In this study, we conducted an assessment and source analysis of soil elements (As, Cr, Cu, Hg, Ni, Pb, Sb, Sn, Zn, Be, and Mo) in Dulan County, Qinghai Province, China. Additionally, a geodetector was employed to comprehensively and objectively reveal how various environmental factors jointly influence the accumulation of soil heavy metals.

The results indicated that, except for Hg, the nine soil heavy metals in Dulan County, Qinghai Province showed no pollution. The study area was influenced by four sources, all of which are geological background sources. The ANOVA results revealed significant differences among various elements in land cover type, soil type, and geology. ANOVA can qualitatively describe differences but falls short in quantifying them, the geodetector, through quantitative analysis, effectively addresses this limitation. The geodetector results indicated that geology exhibited the most substantial explanatory capability regarding the contribution rates of the four substance sources. Various land cover types, soil compositions, and geological backgrounds exhibited distinct contributions to the sources. The interplay of these three influencing factors heightened their collective impact on the sources. The geodetector not only serves as a valuable supplement to traditional statistical methods but can also be extended to similar study areas.
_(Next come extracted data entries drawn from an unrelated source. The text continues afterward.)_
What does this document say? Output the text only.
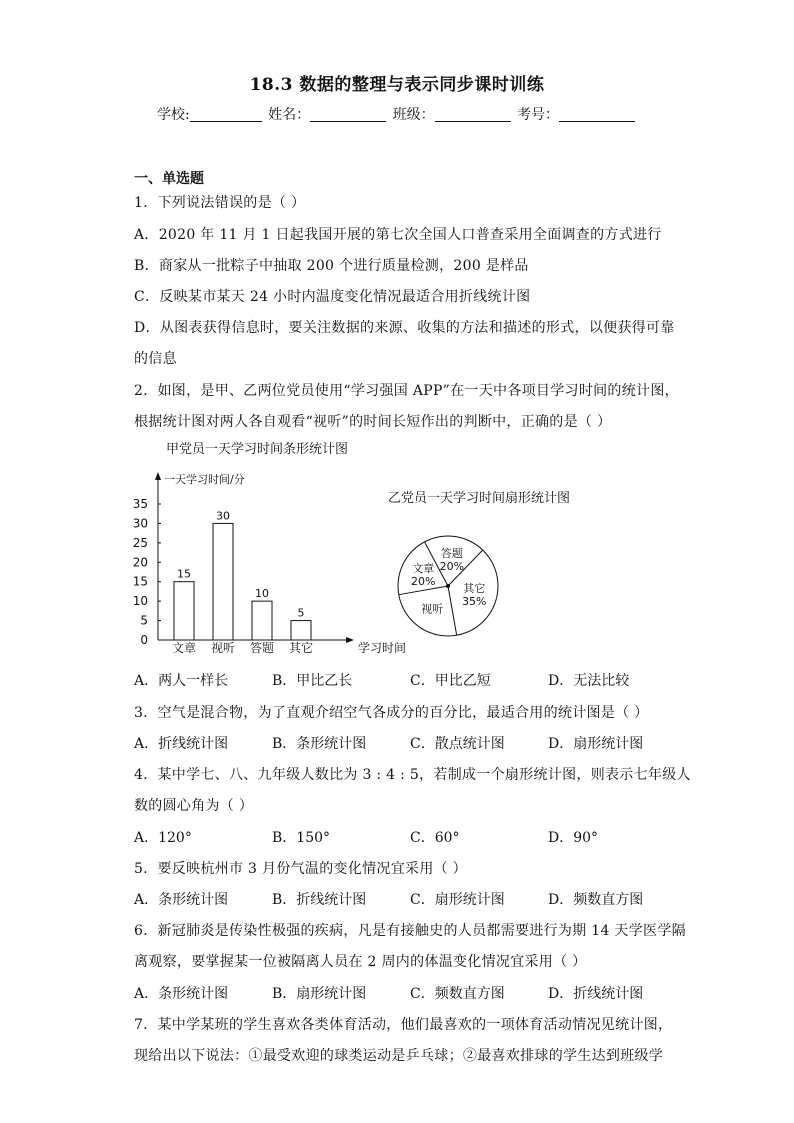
18.3 数据的整理与表示同步课时训练
学校:	姓名：	班级：	考号：
一、单选题
1．下列说法错误的是（ ）
A．2020 年 11 月 1 日起我国开展的第七次全国人口普查采用全面调查的方式进行
B．商家从一批粽子中抽取 200 个进行质量检测，200 是样品
C．反映某市某天 24 小时内温度变化情况最适合用折线统计图
D．从图表获得信息时，要关注数据的来源、收集的方法和描述的形式，以便获得可靠
的信息
2．如图，是甲、乙两位党员使用“学习强国 APP”在一天中各项目学习时间的统计图，
根据统计图对两人各自观看“视听”的时间长短作出的判断中，正确的是（ ）
甲党员一天学习时间条形统计图
一天学习时间/分
学习时间
0
5
10
15
20
25
30
35
15
文章
30
视听
10
答题
5
其它
乙党员一天学习时间扇形统计图
文章
20%
答题
20%
其它
35%
视听
A．两人一样长	B．甲比乙长	C．甲比乙短	D．无法比较
3．空气是混合物，为了直观介绍空气各成分的百分比，最适合用的统计图是（ ）
A．折线统计图	B．条形统计图	C．散点统计图	D．扇形统计图
4．某中学七、八、九年级人数比为 3 : 4 : 5，若制成一个扇形统计图，则表示七年级人
数的圆心角为（ ）
A．120°	B．150°	C．60°	D．90°
5．要反映杭州市 3 月份气温的变化情况宜采用（ ）
A．条形统计图	B．折线统计图	C．扇形统计图	D．频数直方图
6．新冠肺炎是传染性极强的疾病，凡是有接触史的人员都需要进行为期 14 天学医学隔
离观察，要掌握某一位被隔离人员在 2 周内的体温变化情况宜采用（ ）
A．条形统计图	B．扇形统计图	C．频数直方图	D．折线统计图
7．某中学某班的学生喜欢各类体育活动，他们最喜欢的一项体育活动情况见统计图，
现给出以下说法：①最受欢迎的球类运动是乒乓球；②最喜欢排球的学生达到班级学
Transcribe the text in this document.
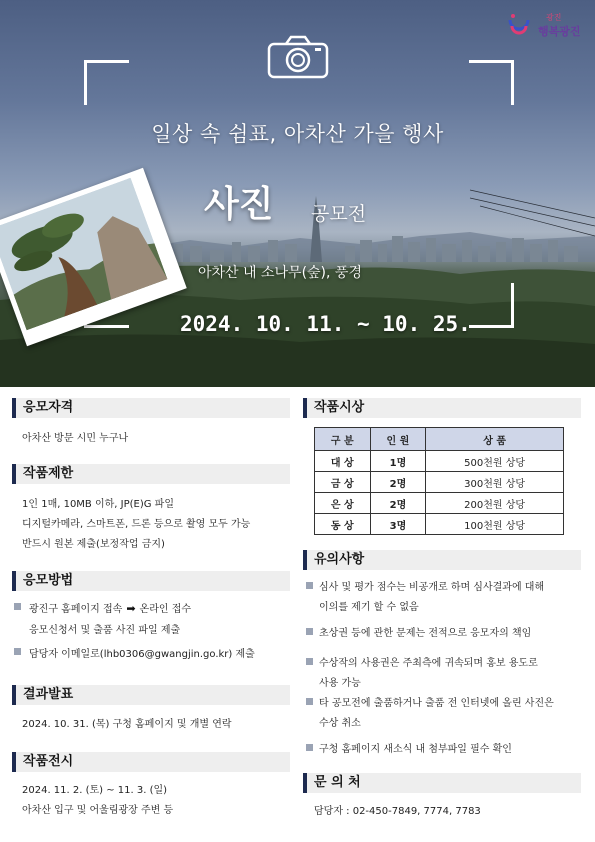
광진
행복광진
일상 속 쉼표, 아차산 가을 행사
사진 공모전
아차산 내 소나무(숲), 풍경
2024. 10. 11. ~ 10. 25.
응모자격
아차산 방문 시민 누구나
작품제한
1인 1매, 10MB 이하, JP(E)G 파일
디지털카메라, 스마트폰, 드론 등으로 촬영 모두 가능
반드시 원본 제출(보정작업 금지)
응모방법
광진구 홈페이지 접속 ➡ 온라인 접수
응모신청서 및 출품 사진 파일 제출
담당자 이메일로(lhb0306@gwangjin.go.kr) 제출
결과발표
2024. 10. 31. (목) 구청 홈페이지 및 개별 연락
작품전시
2024. 11. 2. (토) ~ 11. 3. (일)
아차산 입구 및 어울림광장 주변 등
작품시상
구 분	인 원	상 품
대 상	1명	500천원 상당
금 상	2명	300천원 상당
은 상	2명	200천원 상당
동 상	3명	100천원 상당
유의사항
심사 및 평가 점수는 비공개로 하며 심사결과에 대해
이의를 제기 할 수 없음
초상권 등에 관한 문제는 전적으로 응모자의 책임
수상작의 사용권은 주최측에 귀속되며 홍보 용도로
사용 가능
타 공모전에 출품하거나 출품 전 인터넷에 올린 사진은
수상 취소
구청 홈페이지 새소식 내 첨부파일 필수 확인
문 의 처
담당자 : 02-450-7849, 7774, 7783
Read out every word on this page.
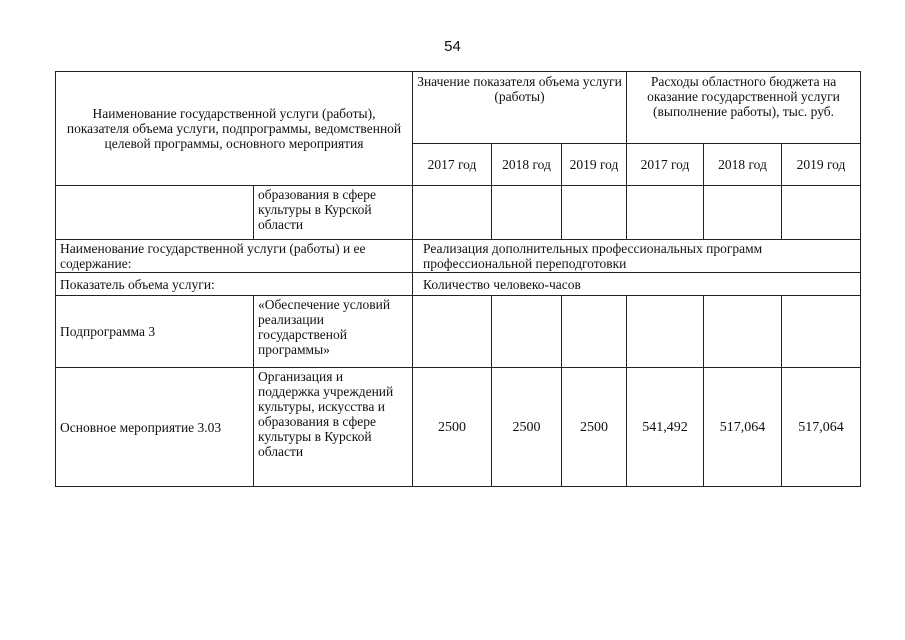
54
Наименование государственной услуги (работы), показателя объема услуги, подпрограммы, ведомственной целевой программы, основного мероприятия		Значение показателя объема услуги (работы)			Расходы областного бюджета на оказание государственной услуги (выполнение работы), тыс. руб.		
		2017 год	2018 год	2019 год	2017 год	2018 год	2019 год
	образования в сфере культуры в Курской области						
Наименование государственной услуги (работы) и ее содержание:		Реализация дополнительных профессиональных программ профессиональной переподготовки					
Показатель объема услуги:		Количество человеко-часов					
Подпрограмма 3	«Обеспечение условий реализации государственой программы»						
Основное мероприятие 3.03	Организация и поддержка учреждений культуры, искусства и образования в сфере культуры в Курской области	2500	2500	2500	541,492	517,064	517,064
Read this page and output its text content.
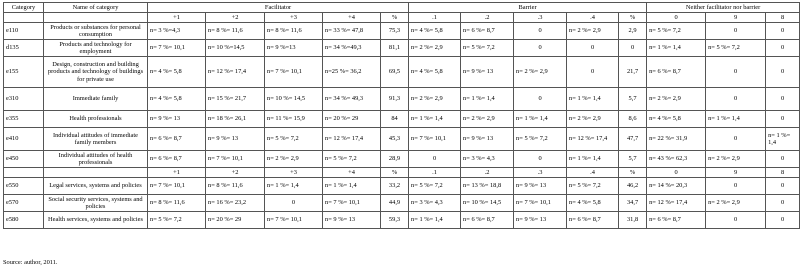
Category	Name of category	Facilitator					Barrier					Neither facilitator nor barrier		
		+1	+2	+3	+4	%	.1	.2	.3	.4	%	0	9	8
e110	Products or substances for personal consumption	n= 3 %=4,3	n= 8 %= 11,6	n= 8 %= 11,6	n= 33 %= 47,8	75,3	n= 4 %= 5,8	n= 6 %= 8,7	0	n= 2 %= 2,9	2,9	n= 5 %= 7,2	0	0
d135	Products and technology for employment	n= 7 %= 10,1	n= 10 %=14,5	n= 9 %=13	n= 34 %=49,3	81,1	n= 2 %= 2,9	n= 5 %= 7,2	0	0	0	n= 1 %= 1,4	n= 5 %= 7,2	0
e155	Design, construction and building products and technology of buildings for private use	n= 4 %= 5,8	n= 12 %= 17,4	n= 7 %= 10,1	n=25 %= 36,2	69,5	n= 4 %= 5,8	n= 9 %= 13	n= 2 %= 2,9	0	21,7	n= 6 %= 8,7	0	0
e310	Immediate family	n= 4 %= 5,8	n= 15 %= 21,7	n= 10 %= 14,5	n= 34 %= 49,3	91,3	n= 2 %= 2,9	n= 1 %= 1,4	0	n= 1 %= 1,4	5,7	n= 2 %= 2,9	0	0
e355	Health professionals	n= 9 %= 13	n= 18 %= 26,1	n= 11 %= 15,9	n= 20 %= 29	84	n= 1 %= 1,4	n= 2 %= 2,9	n= 1 %= 1,4	n= 2 %= 2,9	8,6	n= 4 %= 5,8	n= 1 %= 1,4	0
e410	Individual attitudes of immediate family members	n= 6 %= 8,7	n= 9 %= 13	n= 5 %= 7,2	n= 12 %= 17,4	45,3	n= 7 %= 10,1	n= 9 %= 13	n= 5 %= 7,2	n= 12 %= 17,4	47,7	n= 22 %= 31,9	0	n= 1 %= 1,4
e450	Individual attitudes of health professionals	n= 6 %= 8,7	n= 7 %= 10,1	n= 2 %= 2,9	n= 5 %= 7,2	28,9	0	n= 3 %= 4,3	0	n= 1 %= 1,4	5,7	n= 43 %= 62,3	n= 2 %= 2,9	0
		+1	+2	+3	+4	%	.1	.2	.3	.4	%	0	9	8
e550	Legal services, systems and policies	n= 7 %= 10,1	n= 8 %= 11,6	n= 1 %= 1,4	n= 1 %= 1,4	33,2	n= 5 %= 7,2	n= 13 %= 18,8	n= 9 %= 13	n= 5 %= 7,2	46,2	n= 14 %= 20,3	0	0
e570	Social security services, systems and policies	n= 8 %= 11,6	n= 16 %= 23,2	0	n= 7 %= 10,1	44,9	n= 3 %= 4,3	n= 10 %= 14,5	n= 7 %= 10,1	n= 4 %= 5,8	34,7	n= 12 %= 17,4	n= 2 %= 2,9	0
e580	Health services, systems and policies	n= 5 %= 7,2	n= 20 %= 29	n= 7 %= 10,1	n= 9 %= 13	59,3	n= 1 %= 1,4	n= 6 %= 8,7	n= 9 %= 13	n= 6 %= 8,7	31,8	n= 6 %= 8,7	0	0
Source: author, 2011.
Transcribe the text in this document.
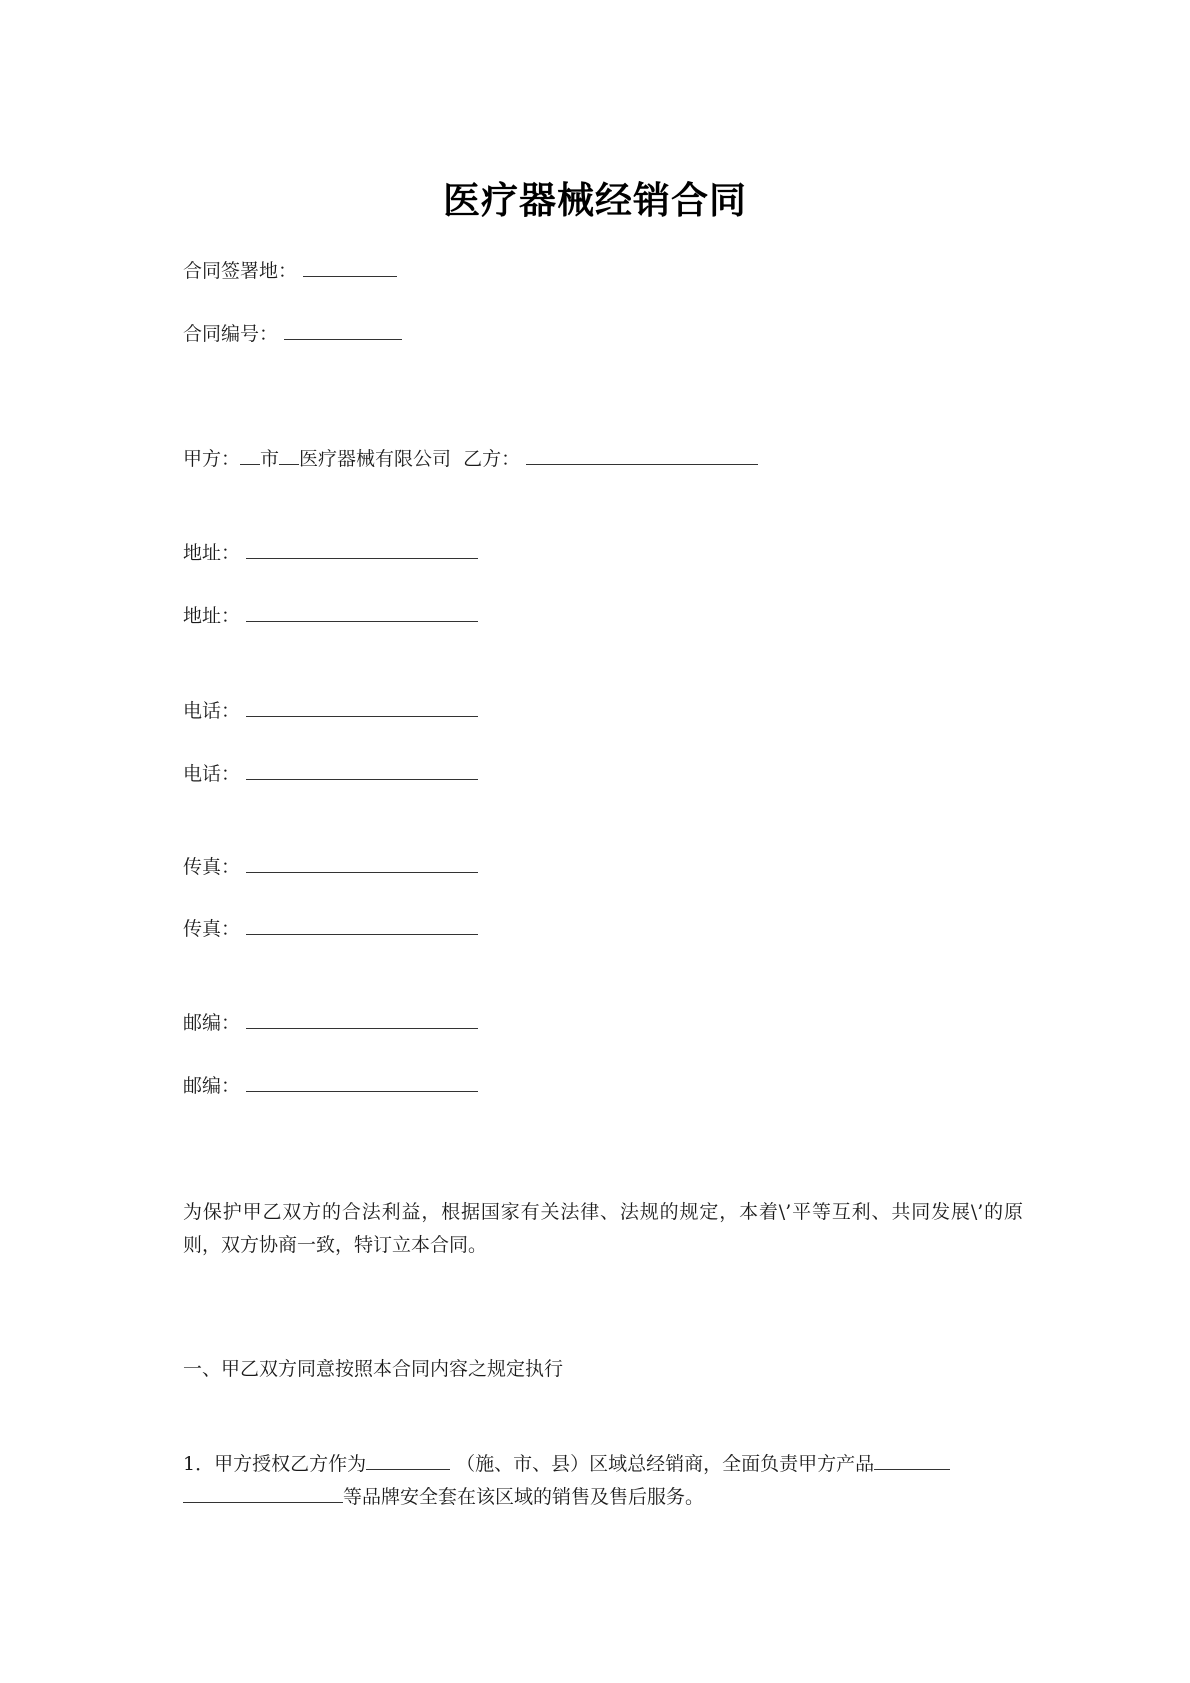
医疗器械经销合同
合同签署地：
合同编号：
甲方： 市 医疗器械有限公司 乙方：
地址：
地址：
电话：
电话：
传真：
传真：
邮编：
邮编：
为保护甲乙双方的合法利益，根据国家有关法律、法规的规定，本着\’平等互利、共同发展\’的原则，双方协商一致，特订立本合同。
一、甲乙双方同意按照本合同内容之规定执行
1．甲方授权乙方作为	（施、市、县）区域总经销商，全面负责甲方产品
等品牌安全套在该区域的销售及售后服务。
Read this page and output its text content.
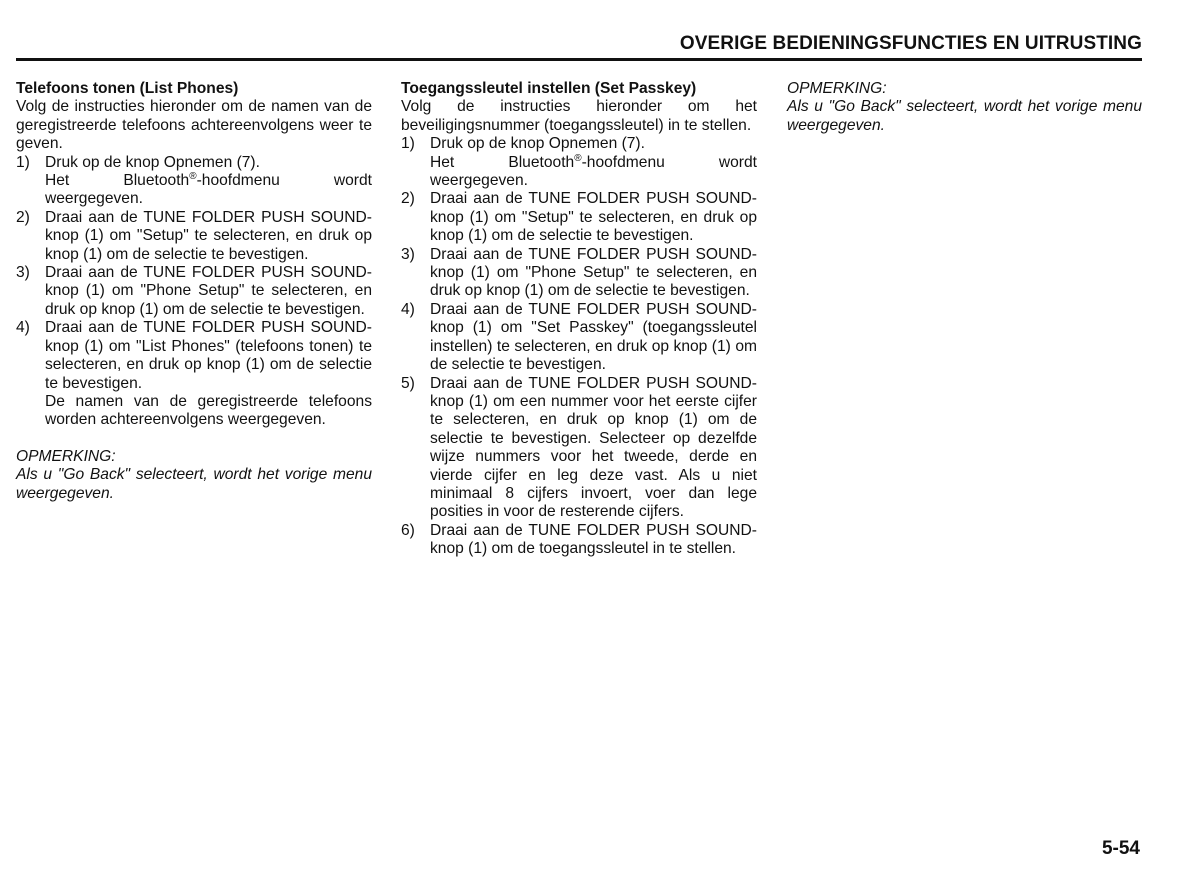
OVERIGE BEDIENINGSFUNCTIES EN UITRUSTING
Telefoons tonen (List Phones)
Volg de instructies hieronder om de namen van de geregistreerde telefoons achtereenvolgens weer te geven.
1) Druk op de knop Opnemen (7).
Het Bluetooth®-hoofdmenu wordt weergegeven.
2) Draai aan de TUNE FOLDER PUSH SOUND-knop (1) om "Setup" te selecteren, en druk op knop (1) om de selectie te bevestigen.
3) Draai aan de TUNE FOLDER PUSH SOUND-knop (1) om "Phone Setup" te selecteren, en druk op knop (1) om de selectie te bevestigen.
4) Draai aan de TUNE FOLDER PUSH SOUND-knop (1) om "List Phones" (telefoons tonen) te selecteren, en druk op knop (1) om de selectie te bevestigen.
De namen van de geregistreerde telefoons worden achtereenvolgens weergegeven.
OPMERKING:
Als u "Go Back" selecteert, wordt het vorige menu weergegeven.
Toegangssleutel instellen (Set Passkey)
Volg de instructies hieronder om het beveiligingsnummer (toegangssleutel) in te stellen.
1) Druk op de knop Opnemen (7).
Het Bluetooth®-hoofdmenu wordt weergegeven.
2) Draai aan de TUNE FOLDER PUSH SOUND-knop (1) om "Setup" te selecteren, en druk op knop (1) om de selectie te bevestigen.
3) Draai aan de TUNE FOLDER PUSH SOUND-knop (1) om "Phone Setup" te selecteren, en druk op knop (1) om de selectie te bevestigen.
4) Draai aan de TUNE FOLDER PUSH SOUND-knop (1) om "Set Passkey" (toegangssleutel instellen) te selecteren, en druk op knop (1) om de selectie te bevestigen.
5) Draai aan de TUNE FOLDER PUSH SOUND-knop (1) om een nummer voor het eerste cijfer te selecteren, en druk op knop (1) om de selectie te bevestigen. Selecteer op dezelfde wijze nummers voor het tweede, derde en vierde cijfer en leg deze vast. Als u niet minimaal 8 cijfers invoert, voer dan lege posities in voor de resterende cijfers.
6) Draai aan de TUNE FOLDER PUSH SOUND-knop (1) om de toegangssleutel in te stellen.
OPMERKING:
Als u "Go Back" selecteert, wordt het vorige menu weergegeven.
5-54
In conclusion, the geodetector is applicable even to the less human-influenced Tibetan Plateau regions. PCA can be used to extract primary elements and identify primary sources, whereas the geodetector can specifically examine the impact of environmental factors on the spatial dispersion of soil components. This study combined the two methods to provide a more comprehensive approach to the source analysis of soil elements in Dulan County, Qinghai Province. This study provides a scientific basis for the conservation and management of this research area.